Blog: VMware Storage Calms Boot Storms

VMware Storage

As server and storage virtualization find their way into even small data centers, organizations are now considering virtualizing desktops, known as virtual desktop infrastructure (VDI). VDI offers tangible advantages. Because operating systems and applications are centrally-located master images rather than local instances on every user’s computer, managing these resources becomes vastly easier. The computers are thin or zero clients and therefore can be relatively inexpensive devices like iPads. Moreover, VDI keeps all data within the corporate security perimeter to safeguard against data loss or theft, especially with the proliferation of mobile devices.

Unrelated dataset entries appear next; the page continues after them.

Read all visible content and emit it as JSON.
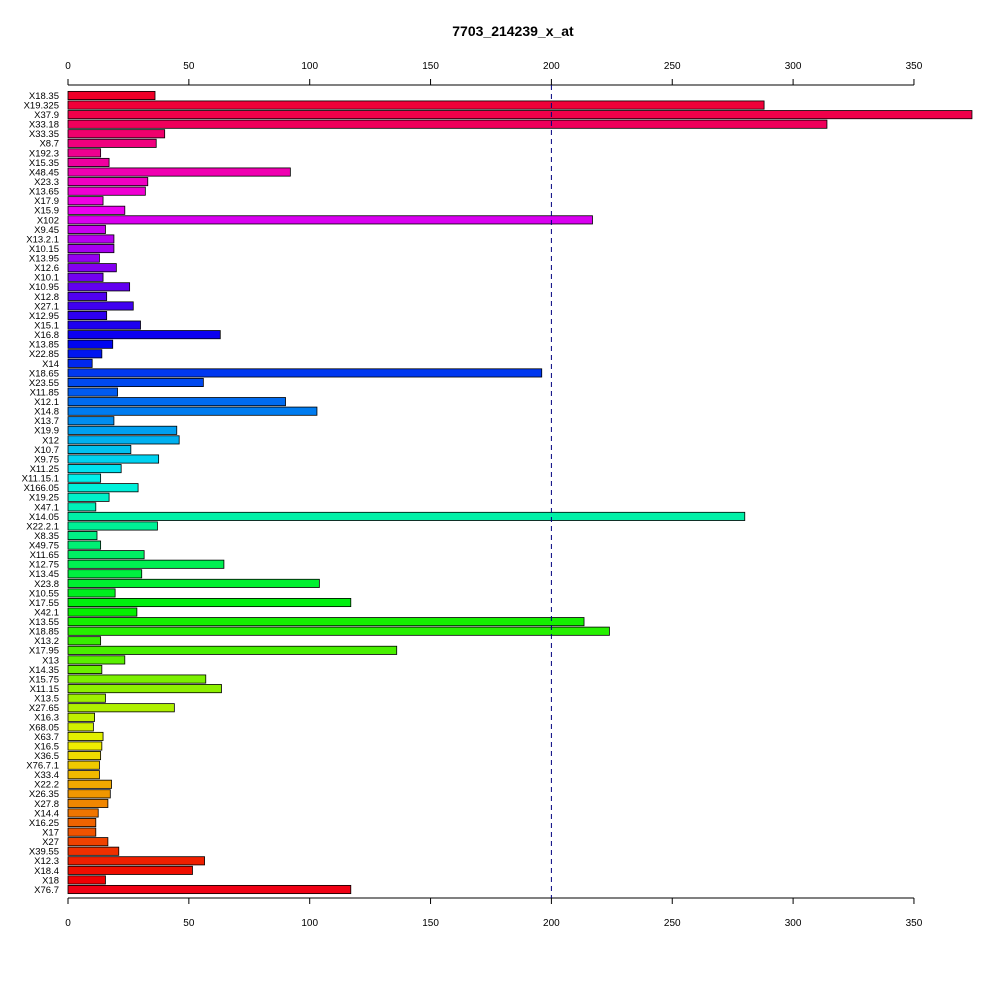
{
  "chart_data": {
    "type": "bar",
    "orientation": "horizontal",
    "title": "7703_214239_x_at",
    "xlabel": "",
    "ylabel": "",
    "xlim": [
      0,
      375
    ],
    "x_ticks": [
      0,
      50,
      100,
      150,
      200,
      250,
      300,
      350
    ],
    "x_tick_labels": [
      "0",
      "50",
      "100",
      "150",
      "200",
      "250",
      "300",
      "350"
    ],
    "axes": "top-and-bottom",
    "grid": false,
    "reference_line": {
      "value": 200,
      "color": "#000080",
      "style": "dashed"
    },
    "bar_colors": "rainbow gradient from red through magenta, purple, blue, cyan, green, yellow, orange, back to red",
    "categories": [
      "X18.35",
      "X19.325",
      "X37.9",
      "X33.18",
      "X33.35",
      "X8.7",
      "X192.3",
      "X15.35",
      "X48.45",
      "X23.3",
      "X13.65",
      "X17.9",
      "X15.9",
      "X102",
      "X9.45",
      "X13.2.1",
      "X10.15",
      "X13.95",
      "X12.6",
      "X10.1",
      "X10.95",
      "X12.8",
      "X27.1",
      "X12.95",
      "X15.1",
      "X16.8",
      "X13.85",
      "X22.85",
      "X14",
      "X18.65",
      "X23.55",
      "X11.85",
      "X12.1",
      "X14.8",
      "X13.7",
      "X19.9",
      "X12",
      "X10.7",
      "X9.75",
      "X11.25",
      "X11.15.1",
      "X166.05",
      "X19.25",
      "X47.1",
      "X14.05",
      "X22.2.1",
      "X8.35",
      "X49.75",
      "X11.65",
      "X12.75",
      "X13.45",
      "X23.8",
      "X10.55",
      "X17.55",
      "X42.1",
      "X13.55",
      "X18.85",
      "X13.2",
      "X17.95",
      "X13",
      "X14.35",
      "X15.75",
      "X11.15",
      "X13.5",
      "X27.65",
      "X16.3",
      "X68.05",
      "X63.7",
      "X16.5",
      "X36.5",
      "X76.7.1",
      "X33.4",
      "X22.2",
      "X26.35",
      "X27.8",
      "X14.4",
      "X16.25",
      "X17",
      "X27",
      "X39.55",
      "X12.3",
      "X18.4",
      "X18",
      "X76.7"
    ],
    "values": [
      36,
      288,
      374,
      314,
      40,
      36.5,
      13.5,
      17,
      92,
      33,
      32,
      14.5,
      23.5,
      217,
      15.5,
      19,
      19,
      13,
      20,
      14.5,
      25.5,
      16,
      27,
      16,
      30,
      63,
      18.5,
      14,
      10,
      196,
      56,
      20.5,
      90,
      103,
      19,
      45,
      46,
      26,
      37.5,
      22,
      13.5,
      29,
      17,
      11.5,
      280,
      37,
      12,
      13.5,
      31.5,
      64.5,
      30.5,
      104,
      19.5,
      117,
      28.5,
      213.5,
      224,
      13.5,
      136,
      23.5,
      14,
      57,
      63.5,
      15.5,
      44,
      11,
      10.5,
      14.5,
      14,
      13.5,
      13,
      13,
      18,
      17.5,
      16.5,
      12.5,
      11.5,
      11.5,
      16.5,
      21,
      56.5,
      51.5,
      15.5,
      117
    ]
  }
}
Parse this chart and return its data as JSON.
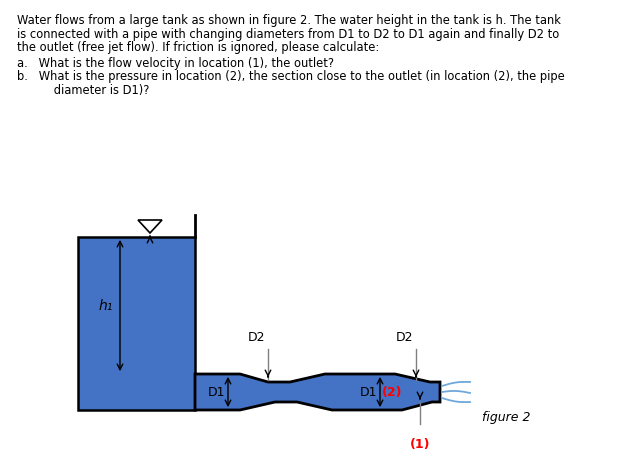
{
  "blue_color": "#4472C4",
  "black_color": "#000000",
  "red_color": "#FF0000",
  "jet_color": "#6fa8dc",
  "figure_label": "figure 2",
  "label_D1_left": "D1",
  "label_D2_left": "D2",
  "label_D1_right": "D1",
  "label_D2_right": "D2",
  "label_h1": "h₁",
  "label_1": "(1)",
  "label_2": "(2)",
  "text_lines": [
    "Water flows from a large tank as shown in figure 2. The water height in the tank is h. The tank",
    "is connected with a pipe with changing diameters from D1 to D2 to D1 again and finally D2 to",
    "the outlet (free jet flow). If friction is ignored, please calculate:"
  ],
  "qa": "a.   What is the flow velocity in location (1), the outlet?",
  "qb1": "b.   What is the pressure in location (2), the section close to the outlet (in location (2), the pipe",
  "qb2": "      diameter is D1)?"
}
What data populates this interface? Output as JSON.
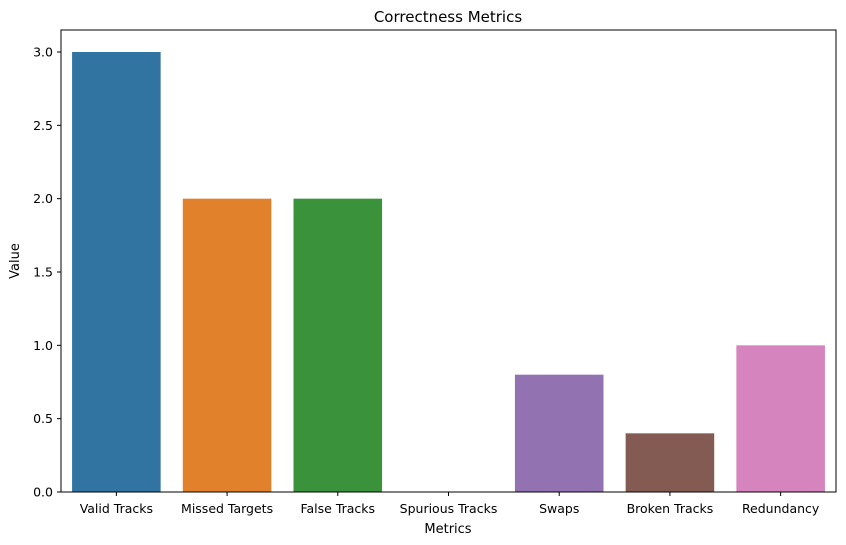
{
  "chart_data": {
    "type": "bar",
    "title": "Correctness Metrics",
    "xlabel": "Metrics",
    "ylabel": "Value",
    "categories": [
      "Valid Tracks",
      "Missed Targets",
      "False Tracks",
      "Spurious Tracks",
      "Swaps",
      "Broken Tracks",
      "Redundancy"
    ],
    "values": [
      3.0,
      2.0,
      2.0,
      0.0,
      0.8,
      0.4,
      1.0
    ],
    "colors": [
      "#3274a1",
      "#e1812c",
      "#3a923a",
      "#c03d3e",
      "#9372b2",
      "#845b53",
      "#d684bd"
    ],
    "ylim": [
      0,
      3.15
    ],
    "yticks": [
      0.0,
      0.5,
      1.0,
      1.5,
      2.0,
      2.5,
      3.0
    ],
    "ytick_labels": [
      "0.0",
      "0.5",
      "1.0",
      "1.5",
      "2.0",
      "2.5",
      "3.0"
    ],
    "grid": false,
    "legend": "none"
  }
}
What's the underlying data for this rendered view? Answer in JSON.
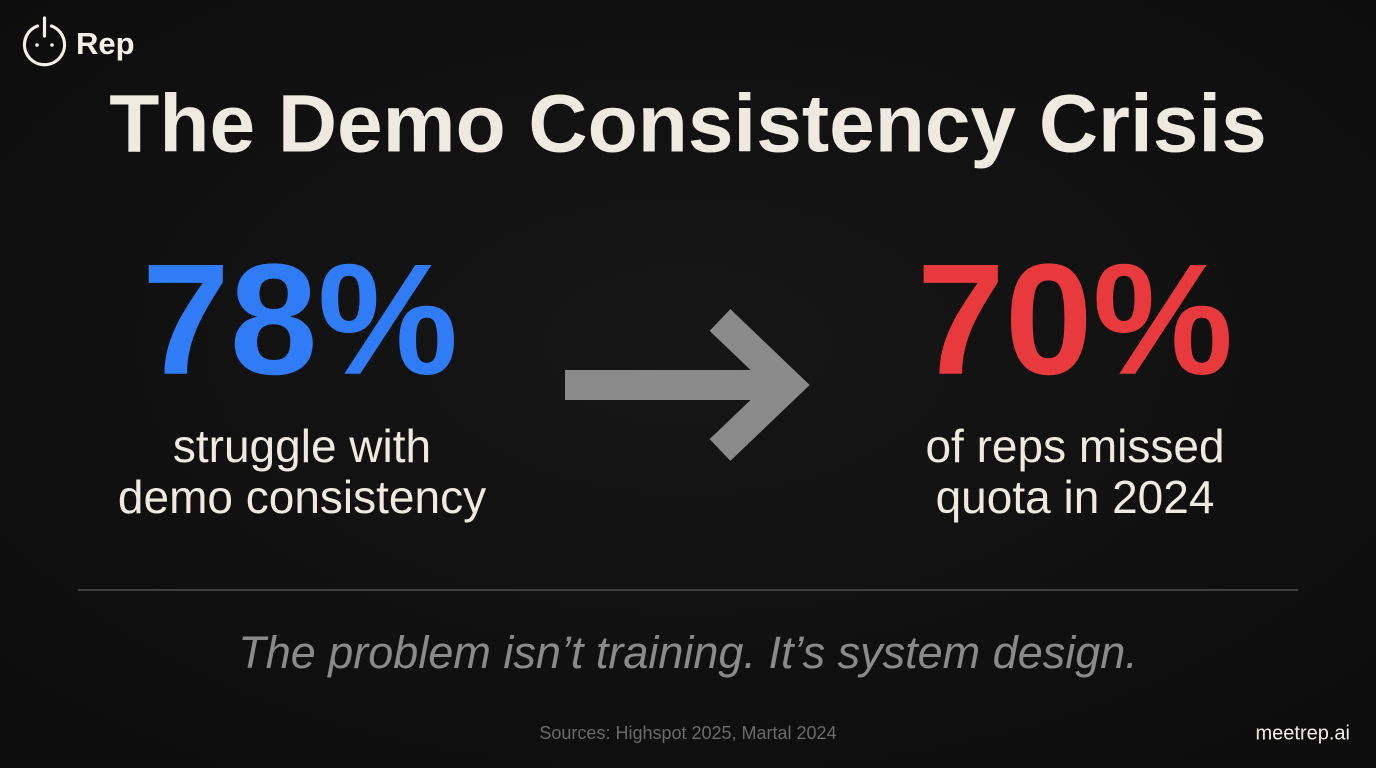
{
  "brand": {
    "name": "Rep"
  },
  "title": "The Demo Consistency Crisis",
  "stats": [
    {
      "figure": "78%",
      "lines": [
        "struggle with",
        "demo consistency"
      ]
    },
    {
      "figure": "70%",
      "lines": [
        "of reps missed",
        "quota in 2024"
      ]
    }
  ],
  "tagline": "The problem isn’t training. It’s system design.",
  "footer": {
    "sources": "Sources: Highspot 2025, Martal 2024",
    "url": "meetrep.ai"
  }
}
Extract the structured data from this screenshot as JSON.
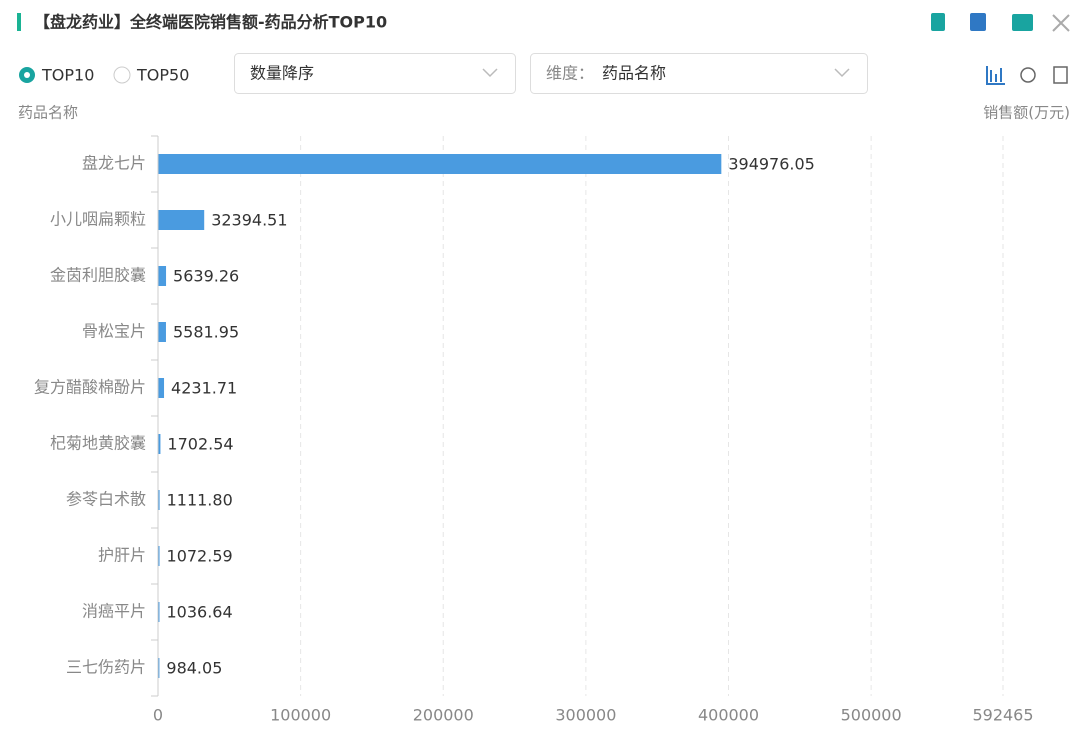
{
  "header": {
    "title": "【盘龙药业】全终端医院销售额-药品分析TOP10"
  },
  "controls": {
    "radios": [
      {
        "label": "TOP10",
        "checked": true
      },
      {
        "label": "TOP50",
        "checked": false
      }
    ],
    "sort": "数量降序",
    "dimension_label": "维度：",
    "dimension_value": "药品名称"
  },
  "chart_data": {
    "type": "hbar",
    "y_label": "药品名称",
    "x_label": "销售额(万元)",
    "categories": [
      "盘龙七片",
      "小儿咽扁颗粒",
      "金茵利胆胶囊",
      "骨松宝片",
      "复方醋酸棉酚片",
      "杞菊地黄胶囊",
      "参苓白术散",
      "护肝片",
      "消癌平片",
      "三七伤药片"
    ],
    "values": [
      394976.05,
      32394.51,
      5639.26,
      5581.95,
      4231.71,
      1702.54,
      1111.8,
      1072.59,
      1036.64,
      984.05
    ],
    "value_labels": [
      "394976.05",
      "32394.51",
      "5639.26",
      "5581.95",
      "4231.71",
      "1702.54",
      "1111.80",
      "1072.59",
      "1036.64",
      "984.05"
    ],
    "color": "#4a9be0",
    "xlim": [
      0,
      592465
    ],
    "xticks": [
      0,
      100000,
      200000,
      300000,
      400000,
      500000,
      592465
    ],
    "grid": true
  }
}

VDI, however, also centralizes data storage, which puts tremendous pressure on storage systems to handle read and write demands. When users boot up in the morning and log in, or log out at the end of the day, they can overwhelm the I/O capacities of storage devices, resulting in very slow response times. Because of these “boot storms,” administrators must ensure their VDI storage meets performance needs as well as capacity needs. This is why RAID arrays, which provide fast reads thanks to their multiple disks, are a strong solution. Additionally, some RAID vendors offer solid-state drives (SSDs), which are nearly as fast as DRAM, for read and write caches. Reading master images from SSD can greatly mitigate boot storms, and data can be speedily written to SSD and transferred later to spinning disks. Moreover, RAID arrays that offer block-level data deduplication can reduce the amount of data written to disk, and solutions that support VAAI (vStorage APIs for Array Integration) quicken disk operations by offloading storage tasks from the physical servers running VMware virtualization to the storage array. The bottom line is a successful VDI implementation requires fast storage, which often means function-rich RAID.